Rating: R
Stars: Keanu Reeves, Vera Farmiga, James Caan, Peter Stormare, Bill Duke, Judy Greer, Fisher Stevens
Writers: Sacha Gervasi & David N. White, story by Stephen Hamel and Sacha Gervasi
Director: Malcolm Venville
Distributor: Moving Pictures Film and Television/Mimran Schur
Release Date: April 15, 2011
HENRY’S CRIME puts together two elements audiences don’t see every day: bank robbery and a stage production of Anton Chekhov’s THE CHERRY ORCHARD. The tone is gentle, slightly deadpan and droll and the pace is measured, starting slow, but delivering delightful results.
Keanu Reeves plays Henry, a Buffalo, N.Y. toll booth operator gamely trying to keep his marriage together with frustrated wife Debbie (Judy Greer). When old friend Eddie Vibes (Fisher Stevens) drops by and insists that Henry fill in for a sick guy on a softball team, the go-along, get-along Henry agrees. It’s not until he’s asked to wait in the car in front of a bank that he notices the vehicle has been hot-wired.
Before he can do anything with this knowledge, the bank has been robbed, Eddie and Co. have fled on foot and Henry is left as the only arrested suspect. Since Henry won’t incriminate even a non-friend like Eddie, he does three years in jail, where he is put in a cell with lifer Max (James Caan). Debbie leaves Henry while he’s in prison. On his release, Henry is clipped by a car driven by actress Julie (Vera Farmiga).
Thanks to unexpected inspiration, Henry decides to plan a heist of the bank he was falsely convicted of robbing before. For this, he knows he needs Max’s help.

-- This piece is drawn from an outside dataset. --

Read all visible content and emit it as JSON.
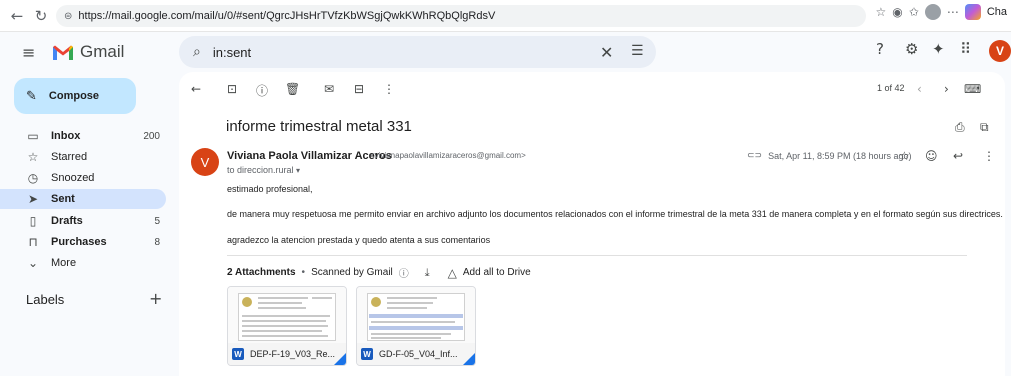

Max resists, but once he’s on board, he deduces the only way for the plan to work (don’t ask, it makes sense when we get there) is for Henry to play Lopakhin in the production of THE CHERRY ORCHARD that Julie is currently rehearsing in the starring role.
There’s a sense that writers Sacha Gervasi & David N. White, working from a story by Stephen Hamel and Gervasi, may have been inspired by the old Ealing Studios comedies that starred Alec Guinness and other British luminaries of the day. However, HENRY’S CRIME is actually kinder-hearted than most of the older films, with Henry reiterating that he doesn’t want guns, even fake ones, because he doesn’t want anybody getting hurt.
Director Malcolm Venville resists the temptation to go broad with the Chekhovian scenes, so that the neurotic actors and their temperamental Eastern European director (a very funny Peter Stormare) all comfortably coexist in the same universe as Henry and Max. As Henry is inexorably drawn into Julie’s world, courting her with text and performance, the effect is low-key and beguiling. Venville also has a visual sense that economically conveys an external bleakness without making the environments either unlivable or otherworldly.
Reeves’ face lets us in on every thought that Henry has; he’s expressive here without ever overdoing it. As for Farmiga, she is luminous, sexy and altogether wonderful – we need no explanation as to why Henry is swept away by her. Caan keeps Max in a state of perpetual mild disbelief, with enough underlying danger for us to believe he is still a man of force. Stevens is creepy in contained fashion and Bill Duke makes a cumulatively powerful impression as a bank guard.
HENRY’S CRIME is quieter than either of its genres leads one to expect but, perhaps because of this, it provides a lot of fun throughout.